UAE airlines may get some respite from the downward pressure on fares as demand picks up this summer.
But rivals from Europe are able to offer lower rates on some popular routes because they have less capacity.
In July, for instance, Emirates and Etihad are more expensive to travel to London Heathrow on than British Airways.
The pick-up in prices comes at a time when airlines in the Middle East are grappling with a drop in profit as overcapacity in the industry weighs on the earnings of many carriers.
“Given that it’s the popular summer period, this is how Emirates and Etihad can attempt to rein in some much-needed revenue and better margins as a result,” said Saj Ahmad, the chief analyst at London-based StrategicAero Research.
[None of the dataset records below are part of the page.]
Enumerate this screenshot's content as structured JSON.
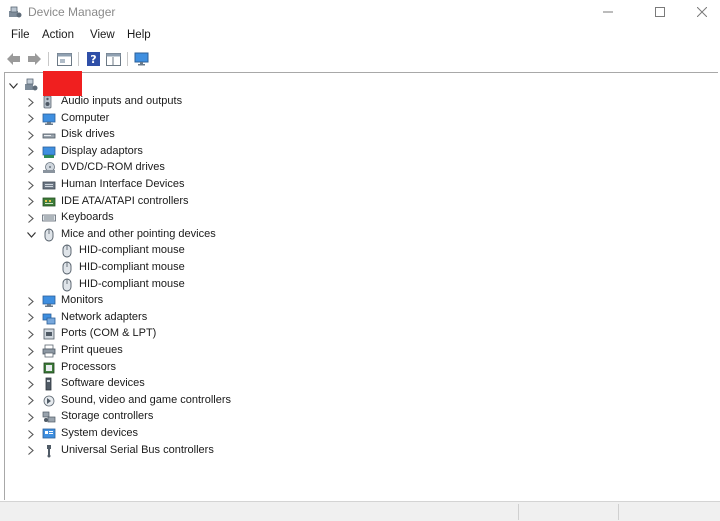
{
  "window": {
    "title": "Device Manager"
  },
  "menu": [
    "File",
    "Action",
    "View",
    "Help"
  ],
  "tree": {
    "root": {
      "label": "",
      "expanded": true
    },
    "categories": [
      {
        "label": "Audio inputs and outputs",
        "icon": "speaker-icon",
        "expanded": false
      },
      {
        "label": "Computer",
        "icon": "computer-icon",
        "expanded": false
      },
      {
        "label": "Disk drives",
        "icon": "disk-drive-icon",
        "expanded": false
      },
      {
        "label": "Display adaptors",
        "icon": "display-adapter-icon",
        "expanded": false
      },
      {
        "label": "DVD/CD-ROM drives",
        "icon": "dvd-drive-icon",
        "expanded": false
      },
      {
        "label": "Human Interface Devices",
        "icon": "hid-icon",
        "expanded": false
      },
      {
        "label": "IDE ATA/ATAPI controllers",
        "icon": "ide-controller-icon",
        "expanded": false
      },
      {
        "label": "Keyboards",
        "icon": "keyboard-icon",
        "expanded": false
      },
      {
        "label": "Mice and other pointing devices",
        "icon": "mouse-icon",
        "expanded": true,
        "children": [
          "HID-compliant mouse",
          "HID-compliant mouse",
          "HID-compliant mouse"
        ]
      },
      {
        "label": "Monitors",
        "icon": "monitor-icon",
        "expanded": false
      },
      {
        "label": "Network adapters",
        "icon": "network-adapter-icon",
        "expanded": false
      },
      {
        "label": "Ports (COM & LPT)",
        "icon": "port-icon",
        "expanded": false
      },
      {
        "label": "Print queues",
        "icon": "printer-icon",
        "expanded": false
      },
      {
        "label": "Processors",
        "icon": "processor-icon",
        "expanded": false
      },
      {
        "label": "Software devices",
        "icon": "software-device-icon",
        "expanded": false
      },
      {
        "label": "Sound, video and game controllers",
        "icon": "sound-controller-icon",
        "expanded": false
      },
      {
        "label": "Storage controllers",
        "icon": "storage-controller-icon",
        "expanded": false
      },
      {
        "label": "System devices",
        "icon": "system-device-icon",
        "expanded": false
      },
      {
        "label": "Universal Serial Bus controllers",
        "icon": "usb-icon",
        "expanded": false
      }
    ]
  },
  "colors": {
    "redacted": "#f01f1f",
    "accent": "#2a7bd8"
  }
}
Emirates’ profit margin dropped to 1.5 per cent during the 2016-17 financial year, compared to 8.4 per cent a year earlier, partly on cheaper airfares.
Return airfares on Emirates economy class to London Heathrow, for instance, start at Dh2,470 in July, and Dh2,600 on Etihad from Abu Dhabi to the same place, same month.
On British Airways return fares from Dubai to London Heathrow start at Dh2,320 during July and from Abu Dhabi they start at Dh2,350.
This is a change from last year, when Middle Eastern carriers were promoting much lower air fares compared with their international rivals to keep seats filled. In December, research by The National found that economy class passengers booking to fly from London Heathrow in February to Abu Dhabi on Etihad would have had to pay just £316.57 (Dh1,476) one way, while anyone travelling to Dubai on Emirates would have been charged £403.57 (Dh1,874). By comparison, a similar flight on British Airways on the same day from Heathrow to Dubai was priced at £1,350 (Dh6,268) and a similar flight on Virgin was retailing at £1,299 (Dh6,032).
“The airlines will price their tickets to reflect their costs and also the strength of demand that they see across all their markets,” said Peter Morris, the chief economist at Flight Ascend Consultancy in London. “If British Airways offers cheaper fares to London from Dubai, it can be partly driven by their lower service frequency compared with the wide range of timings and destinations in the UK that Emirates offer.”
The range of services and amenities are also factored into an airline ticket price.
Both Emirates and Etihad are able to charge more on the same routes because of their superior cabin and airport products, Mr Ahmad said.
The level of service offered by the big three Arabian Gulf carriers as well as their ability to offer numerous long and short-haul connections through their regional hubs has allowed them to compete on quality as well as price.
“Capacity on key routes, such as those to London, often command a premium despite fares being more competitive because customers demand flexibility and more flight options,” Mr Ahmad said. “I don’t think the affordable days are over at all.”
Emirates did not rule out cheaper fares being made available on some routes during summer.
“Like all airlines, Emirates offers a variety of fares throughout the year depending on changing market dynamics,” according to an Emirates spokeswoman. “From time to time we introduce special prices to specific destinations, and also post attractive fares when booked ahead [online].”
Cheaper airfares were on sale for various destinations until May 29 on Etihad for travel between May 10 and September 30 in economy class.
“We manage our pricing by route, based on a range of factors such as directional seasonal demand and market conditions, and there is usually a range of conditions attached to the fare, such as the ability to refund tickets, change dates, or avail special promotions,” said an Etihad spokeswoman.